Dáil debates
Thursday, 27 February 2025
Housing Commission Report: Statements
8:55 am
Michael Fitzmaurice (Roscommon-Galway, Independent) | Oireachtas source
I wish both the Minister and the Minister of State, Deputy Kevin Boxer Moran, the best of luck in their new portfolios.
The first thing is that I think everyone is in agreement with Croí Cónaithe. It is a good thing and is getting more houses done. I think the cabin at the back of the house is a good thing. I would like if it was 200 sq. ft bigger, the same size as the modular homes, but if anything is good let us say that it is good if it all helps in the housing sector.
Let us look at the facts, however, in social and affordable housing. Why do we have architects designing houses in 26 or 30 different councils when we should have a strategic type of house done? There should be two-, three- or four-bedroom houses for all different counties in order that it is standardised and no people are sending paper over and back, scratching their heads and wondering what they will do next with it.
We also should be able to let smaller builders in because at the moment, if you have not done a Government job within the past three years you cannot tender, even though you might have built 100 houses out in the private sector. That is absolutely crazy.
It is the same with Irish Water. A bidder could have laid 5,000 km of pipe for the councils down through the years on group water schemes but, unfortunately, you cannot lay a pipe for Irish Water or tender for it because you did not do jobs for it before. It is horrendous how we are blocking it.
On top of that, let us go to sewerage. In fairness to the former housing Minister, Deputy Darragh O'Brien, he sent out a package each year. It was not a big amount and it was not going to do the whole country but for towns which did not have Irish Water or sewerage schemes, this was to basically fund the putting in of a sewerage scheme. To this day not one penny of this has been spent. Why? This is because the councils are to sign it over to Irish Water and back and over again. If that bureaucracy is not cut out, you can give all of the money you want in the world to housing but it will not be done because we have people at desks who are not driving the agenda on by using a bit of cop on and common sense as regards how to do it.

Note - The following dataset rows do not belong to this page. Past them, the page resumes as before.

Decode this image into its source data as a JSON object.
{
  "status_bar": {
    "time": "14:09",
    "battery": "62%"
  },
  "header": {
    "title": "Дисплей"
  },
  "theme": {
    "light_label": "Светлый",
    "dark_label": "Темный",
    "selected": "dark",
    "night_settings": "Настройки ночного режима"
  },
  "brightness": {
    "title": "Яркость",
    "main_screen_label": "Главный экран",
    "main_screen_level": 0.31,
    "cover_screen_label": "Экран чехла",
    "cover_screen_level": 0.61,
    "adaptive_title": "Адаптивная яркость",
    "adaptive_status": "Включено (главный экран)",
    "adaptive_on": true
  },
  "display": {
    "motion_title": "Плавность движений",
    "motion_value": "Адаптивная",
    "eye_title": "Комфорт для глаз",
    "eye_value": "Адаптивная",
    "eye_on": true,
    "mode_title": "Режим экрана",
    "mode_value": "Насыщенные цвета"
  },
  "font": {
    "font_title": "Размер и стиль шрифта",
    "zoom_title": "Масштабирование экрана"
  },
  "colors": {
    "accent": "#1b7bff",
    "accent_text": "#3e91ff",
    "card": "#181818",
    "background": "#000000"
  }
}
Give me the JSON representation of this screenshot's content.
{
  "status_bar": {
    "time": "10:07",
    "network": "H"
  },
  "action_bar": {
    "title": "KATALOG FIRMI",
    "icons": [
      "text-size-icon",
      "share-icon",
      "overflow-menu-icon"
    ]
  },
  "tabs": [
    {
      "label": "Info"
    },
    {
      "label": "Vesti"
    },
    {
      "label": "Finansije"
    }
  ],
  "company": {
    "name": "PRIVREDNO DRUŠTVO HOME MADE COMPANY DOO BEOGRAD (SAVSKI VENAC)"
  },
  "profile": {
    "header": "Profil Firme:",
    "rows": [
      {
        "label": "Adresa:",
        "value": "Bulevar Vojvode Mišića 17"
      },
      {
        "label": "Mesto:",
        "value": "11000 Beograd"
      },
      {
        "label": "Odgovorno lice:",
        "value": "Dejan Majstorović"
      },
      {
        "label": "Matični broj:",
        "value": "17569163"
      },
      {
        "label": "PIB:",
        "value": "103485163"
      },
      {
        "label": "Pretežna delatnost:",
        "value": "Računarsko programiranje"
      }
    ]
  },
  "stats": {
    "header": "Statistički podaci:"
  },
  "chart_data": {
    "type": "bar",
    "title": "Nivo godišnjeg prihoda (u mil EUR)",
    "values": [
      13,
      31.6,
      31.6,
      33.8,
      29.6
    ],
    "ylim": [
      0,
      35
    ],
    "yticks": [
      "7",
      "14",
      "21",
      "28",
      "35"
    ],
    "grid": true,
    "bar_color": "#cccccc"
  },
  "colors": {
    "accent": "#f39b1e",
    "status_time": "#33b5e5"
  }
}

Furthermore, on council or social housing, if someone dies and leaves a house, once for that house, it will get €11,000 from the Department to do it up. If someone came to my house this minute, the council would not take it because there would be the handle of a door or something not right. These houses have to be perfect and you will get €11,000 once. If you have to go to the full extremes of putting in electric heaters and all of that crack in a full retrofit, the housing Department will give them €25,000 to €30,000 and it could cost €80,000. The councils do not have the money. They will pick the best houses and after that, they leave the rest. People give out about the councils having 4,000 or 5,000 houses and not doing work on them. That is why; it is very simple. Someone within the Department needs to decide what they are doing about that.
Driving forward, we need Irish Water, as has been said by several Members, to be properly funded. It needs to be properly funded with conditions of efficiency because it has become top-heavy and is like the HSE now. A long time ago I remember when Jerry Grant was there and it was a fairly efficient outfit. Since then, whatever has gone wrong, it takes 22 weeks to get a decision even to get water or sewerage. That is absolutely crazy. You should have a decision within two to four weeks as to whether water would be provided. There is either water going along the side of the road with the appropriate pressure or there is not. On top of that, Irish Water must be funded. If you do not have roads, sewerage, and water, you will not be building any houses. Let no one go codding themselves about that.
We need to focus on labour because we all know what went on last year. If I was a builder, building 300 or 400 houses, I would put in a commencement notice because I would get the money back. That is it and it showed in two spikes in the year you look at the chart. People then decided that we are building this amount of houses. Anybody who knows anything about building knew that it was not going to happen. Those are the two spikes which happened last year. We need to move on from that. It is all right blaming everyone but we need to decide how we are going to drive it in on and plan it.
Another point is that every council in this country is different. There could be a situation where a person is trying to do up an old house in which a chimney may have been cracked a few years earlier and where the person decided that rather than letting water down, he or she would take down the chimney and put slates over it. Such a person could not then get a planning exemption from the council because he or she had interfered with the house. If that is the type of bureaucracy that is going on in planning departments, we are going nowhere.
Furthermore, as has been said earlier, the councils need to be better resourced for doing all of that type of work. Why do not we go into a system of giving smaller builders five or ten houses and getting a site done out? To be frank, as has been said earlier by Deputy Kenny, affordable housing does not exist in many counties. To be honest, some councils do not even know how to go about it. We need to promote and try to get as many houses done as efficiently as possible because with the figures I am seeing at the moment, God help anybody who is trying to buy a house in Dublin at present. It is like lotto figures, which you would have to win to afford a house in Dublin. These are people who deserve to have a home.
Going forward, we need to take a completely different look at rural housing at the moment. If a person's family comes from a farm, or whatever, they should be able to build on that farm. That is having houses built. This is about an emergency now. Thankfully, the electricity came to all parts of Ireland years ago, the water is around and thankfully we have a road. What is the big idea then that we should not build on it because people can work from home now with the broadband which will be a help?
I ask the Minister to concentrate on those few points I have mentioned. These are small tweaks within his Department, which is frustrating people at building and is blocking people from tendering, to get more efficiency. If he does that, he will free things up. It is not the big monstrous things which will solve everything but it might be the small tweaks which will help. I wish him the best of luck.